Optimization Parameters

The optimization parameters are used to control how our model finds the best internal representation of the problem space. These parameters are used only for training the model and do not affect the model’s predictions (since the model is fixed after training).

There are several different methods of optimization that we currently support, each one with its own set of parameters.

ANALYTIC

The analytic optimizer is a closed form solution to the internal weight matrix in our model.

Note

Not all QCML models have an analytic solution.

Warning

The caveat is that the entire dataset needs to be in a single batch and this places memory constraints on the dataset that is used. Small datasets can benefit from the analytic optimizer, but large datasets which cannot fit in memory should use another optimizer.
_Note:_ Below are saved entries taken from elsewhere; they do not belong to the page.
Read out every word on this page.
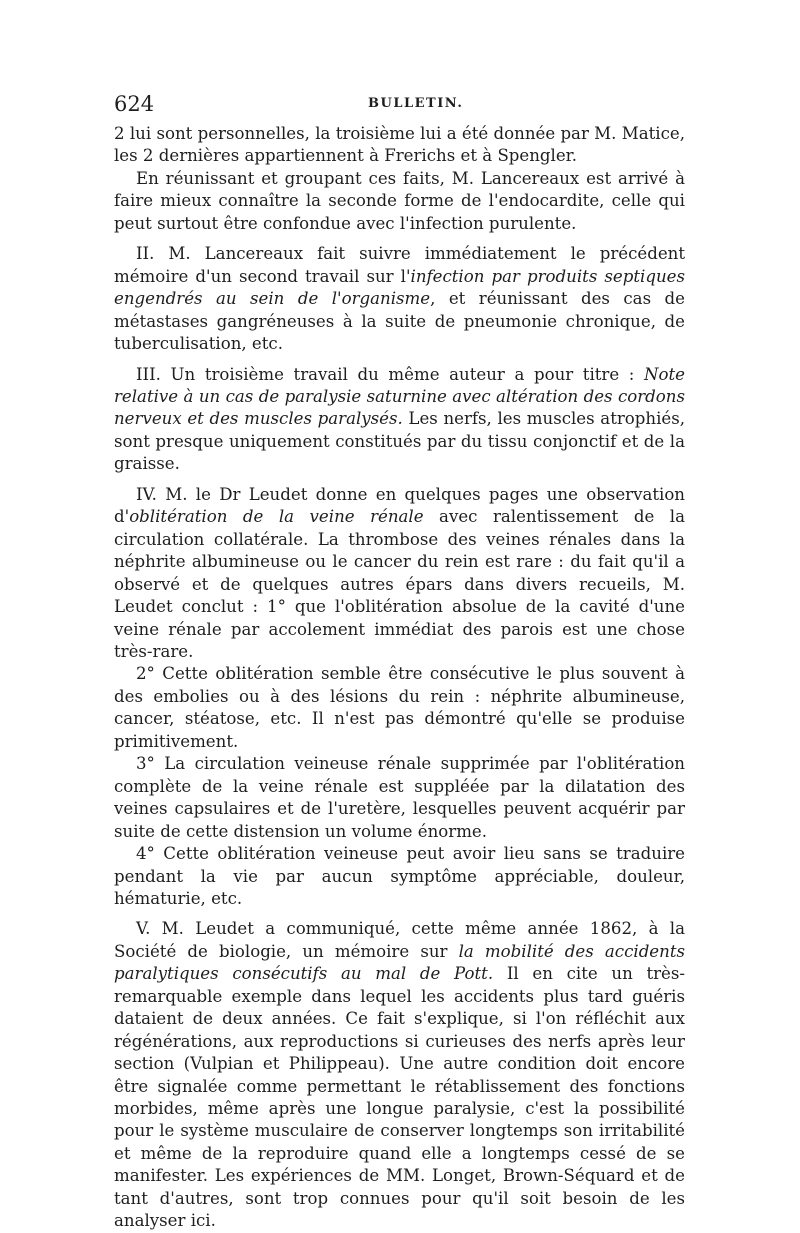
624	BULLETIN.

2 lui sont personnelles, la troisième lui a été donnée par M. Matice, les 2 dernières appartiennent à Frerichs et à Spengler.

En réunissant et groupant ces faits, M. Lancereaux est arrivé à faire mieux connaître la seconde forme de l'endocardite, celle qui peut surtout être confondue avec l'infection purulente.

II. M. Lancereaux fait suivre immédiatement le précédent mémoire d'un second travail sur l'infection par produits septiques engendrés au sein de l'organisme, et réunissant des cas de métastases gangréneuses à la suite de pneumonie chronique, de tuberculisation, etc.

III. Un troisième travail du même auteur a pour titre : Note relative à un cas de paralysie saturnine avec altération des cordons nerveux et des muscles paralysés. Les nerfs, les muscles atrophiés, sont presque uniquement constitués par du tissu conjonctif et de la graisse.

IV. M. le Dr Leudet donne en quelques pages une observation d'oblitération de la veine rénale avec ralentissement de la circulation collatérale. La thrombose des veines rénales dans la néphrite albumineuse ou le cancer du rein est rare : du fait qu'il a observé et de quelques autres épars dans divers recueils, M. Leudet conclut : 1° que l'oblitération absolue de la cavité d'une veine rénale par accolement immédiat des parois est une chose très-rare.

2° Cette oblitération semble être consécutive le plus souvent à des embolies ou à des lésions du rein : néphrite albumineuse, cancer, stéatose, etc. Il n'est pas démontré qu'elle se produise primitivement.

3° La circulation veineuse rénale supprimée par l'oblitération complète de la veine rénale est suppléée par la dilatation des veines capsulaires et de l'uretère, lesquelles peuvent acquérir par suite de cette distension un volume énorme.

4° Cette oblitération veineuse peut avoir lieu sans se traduire pendant la vie par aucun symptôme appréciable, douleur, hématurie, etc.

V. M. Leudet a communiqué, cette même année 1862, à la Société de biologie, un mémoire sur la mobilité des accidents paralytiques consécutifs au mal de Pott. Il en cite un très-remarquable exemple dans lequel les accidents plus tard guéris dataient de deux années. Ce fait s'explique, si l'on réfléchit aux régénérations, aux reproductions si curieuses des nerfs après leur section (Vulpian et Philippeau). Une autre condition doit encore être signalée comme permettant le rétablissement des fonctions morbides, même après une longue paralysie, c'est la possibilité pour le système musculaire de conserver longtemps son irritabilité et même de la reproduire quand elle a longtemps cessé de se manifester. Les expériences de MM. Longet, Brown-Séquard et de tant d'autres, sont trop connues pour qu'il soit besoin de les analyser ici.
The analytic optimizer takes no parameters.

GRAD

The grad optimizer uses gradient descent with a fixed learning rate to tune the weights in the internal state of our model. GRAD is appropriate for any batch size or QCML model.

  • iterations: int

    This is how many gradient descent steps will be made before considering the state to have converged. Having more iterations and a lower learning rate corresponds to a better path through the energy landscape. So if you were to take 10 steps at 1e-3 learning rate that is more accurate, as we recompute our gradient 10 times, than a single step of 1e-2 learning rate. The recommended range is 3-10.

  • learning_rate: float

    The learning rate for the gradient descent algorithm. This is fixed and does not decay during optimization. Recommended values are around 1e-3.

ADAM

ADAM is a stochastic optimizer that tunes the learning rate by various momentum parameters, details of which can be found in the original paper here. ADAM is appropriate for any batch size or QCML model.

  • iterations: int

    This is how many steps will be made before considering the state to have converged. Having more iterations and a lower learning rate corresponds to a better path through the energy landscape. So if you were to take 10 steps at 1e-3 learning rate that is more accurate, as we recompute our gradient 10 times, than a single step of 1e-2 learning rate. The recommended range is 3-10.

  • step_size: float, default 1e-3

    The learning rate for the ADAM algorithm. This is the starting point which it will decay from. fixed and does not decay during optimization. Recommended values are around 1e-3.

  • epsilon: float, default 1e-8

    A small parameter that is used for numerical stability in the ADAM algorithm. Recommended values are around 1e-8.

  • first_moment_decay: float, default 0.9

    The first moment decay, eseentially scaling a term that is linear in the gradient. Recommended values are around 0.9.

  • second_moment_decay: float, default 0.999

    The second moment decay, essentially scaling a term that is quadratic in the gradient. Recommended values are around 0.999.